En 1972, Louvain-la-Neuve se construit | DR

Curieusement l’université catholique ne s’était pas préoccupée de cette dimension. Pourtant, lors de la pose de la première pierre, le 2 février 1971, au côté du très pieux roi Baudouin apparaissait aussi le cardinal Joseph Suenens, membre du pouvoir organisateur de l’université.

La construction de lieux de culte a donc été le fait de l’évêché ou de congrégations. «Propriétaire des terrains, l’université n’a fait aucune difficulté et a accueilli des projets individuels. Elle ne s’est pas mêlée de la naissance de la paroisse ni de la construction de l’église.
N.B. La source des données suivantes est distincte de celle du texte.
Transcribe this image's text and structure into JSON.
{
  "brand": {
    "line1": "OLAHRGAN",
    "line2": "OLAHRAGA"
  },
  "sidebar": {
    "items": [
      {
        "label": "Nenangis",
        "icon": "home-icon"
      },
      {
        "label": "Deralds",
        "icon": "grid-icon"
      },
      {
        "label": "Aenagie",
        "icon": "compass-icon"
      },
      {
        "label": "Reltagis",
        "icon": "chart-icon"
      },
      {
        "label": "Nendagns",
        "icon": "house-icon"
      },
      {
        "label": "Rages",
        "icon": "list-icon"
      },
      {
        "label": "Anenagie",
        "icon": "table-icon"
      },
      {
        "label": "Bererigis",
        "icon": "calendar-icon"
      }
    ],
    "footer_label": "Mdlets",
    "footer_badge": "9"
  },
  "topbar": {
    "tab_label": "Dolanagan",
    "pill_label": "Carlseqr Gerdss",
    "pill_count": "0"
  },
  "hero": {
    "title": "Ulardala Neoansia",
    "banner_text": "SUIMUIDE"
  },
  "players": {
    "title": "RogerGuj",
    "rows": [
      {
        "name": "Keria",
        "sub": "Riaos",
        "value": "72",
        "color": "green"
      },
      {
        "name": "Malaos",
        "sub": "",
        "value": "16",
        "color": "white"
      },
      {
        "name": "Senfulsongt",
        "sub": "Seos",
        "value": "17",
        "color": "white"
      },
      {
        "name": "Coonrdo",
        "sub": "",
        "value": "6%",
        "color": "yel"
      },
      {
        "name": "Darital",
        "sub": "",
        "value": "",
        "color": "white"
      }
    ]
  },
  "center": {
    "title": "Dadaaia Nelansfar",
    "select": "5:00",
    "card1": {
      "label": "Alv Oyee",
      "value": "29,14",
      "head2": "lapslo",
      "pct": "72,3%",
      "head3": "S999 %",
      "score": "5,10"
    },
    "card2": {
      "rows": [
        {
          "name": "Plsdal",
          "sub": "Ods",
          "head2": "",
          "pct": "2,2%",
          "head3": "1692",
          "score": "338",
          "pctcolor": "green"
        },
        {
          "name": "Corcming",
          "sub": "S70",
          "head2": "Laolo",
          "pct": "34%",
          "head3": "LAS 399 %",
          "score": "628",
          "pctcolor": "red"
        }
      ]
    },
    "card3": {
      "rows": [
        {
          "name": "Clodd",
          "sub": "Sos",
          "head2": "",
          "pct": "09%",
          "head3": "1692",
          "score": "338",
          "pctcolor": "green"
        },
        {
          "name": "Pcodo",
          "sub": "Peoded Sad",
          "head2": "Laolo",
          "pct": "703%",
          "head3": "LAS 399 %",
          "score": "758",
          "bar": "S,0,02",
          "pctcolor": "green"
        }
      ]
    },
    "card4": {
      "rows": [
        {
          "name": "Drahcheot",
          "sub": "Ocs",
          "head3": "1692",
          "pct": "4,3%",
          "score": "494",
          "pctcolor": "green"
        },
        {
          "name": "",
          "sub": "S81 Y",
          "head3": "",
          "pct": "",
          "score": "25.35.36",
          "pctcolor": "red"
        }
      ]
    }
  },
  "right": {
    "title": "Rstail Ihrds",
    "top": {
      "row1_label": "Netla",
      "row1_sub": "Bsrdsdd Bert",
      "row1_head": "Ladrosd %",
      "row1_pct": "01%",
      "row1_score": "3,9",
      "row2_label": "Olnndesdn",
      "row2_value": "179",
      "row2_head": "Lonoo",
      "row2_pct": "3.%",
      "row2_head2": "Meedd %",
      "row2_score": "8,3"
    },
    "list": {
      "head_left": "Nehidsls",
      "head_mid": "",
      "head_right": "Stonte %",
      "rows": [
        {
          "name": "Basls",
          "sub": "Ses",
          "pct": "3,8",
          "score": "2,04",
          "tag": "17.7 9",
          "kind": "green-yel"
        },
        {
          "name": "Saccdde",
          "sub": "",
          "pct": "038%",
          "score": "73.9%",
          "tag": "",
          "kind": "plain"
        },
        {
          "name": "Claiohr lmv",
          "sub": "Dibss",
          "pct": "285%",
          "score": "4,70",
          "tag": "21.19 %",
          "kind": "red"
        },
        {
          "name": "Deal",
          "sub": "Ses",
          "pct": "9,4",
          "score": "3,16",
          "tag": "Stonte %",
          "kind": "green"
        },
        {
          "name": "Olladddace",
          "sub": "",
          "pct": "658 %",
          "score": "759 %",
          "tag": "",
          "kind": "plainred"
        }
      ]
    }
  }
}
Elle n’en a pas été le maître d’œuvre», précise Françoise Hiraux, historienne aux Archives historiques, iconographiques et audiovisuelles de l’UCLouvain. «Le gouvernement impose le transfert en 1968. L’Etat va alors payer ce qui est dans la mission de l’enseignement: les auditoires, un restaurant, des logements d’étudiants, les bureaux des professeurs, des salles de travaux pratiques, mais il ne finance pas la recherche, ni le théâtre, ni la chapelle…»

Des débuts mouvementés

Nommés les pionniers, les premiers habitants de la ville née au milieu des champs ont souvent dû braver, à leur installation, les foudres de leur propre entourage. Visionnaires, les concepteurs avaient pris en considération des aspects écologiques, comme la collecte des eaux de ruissellement ou une réduction drastique de la pollution. «Faite pour la joie de l’homme, la ville nouvelle place celui-ci au foyer de tous les choix», argumente alors le professeur Raymond M. Lemaire. Ville majoritairement piétonne, elle est conçue en lien avec les villes moyenâgeuses, selon les méandres de ruelles, de places et de placettes… «Comme le piéton s’amuse et se distrait en se promenant à Bruges ou à Venise, de même la variété et le rythme rapide des séquences visuelles doit occuper et divertir le citadin qui se déplace à Louvain-la-Neuve. C’est pour cela que les ruelles sont courtes et étroites, à l’échelle du geste (…)»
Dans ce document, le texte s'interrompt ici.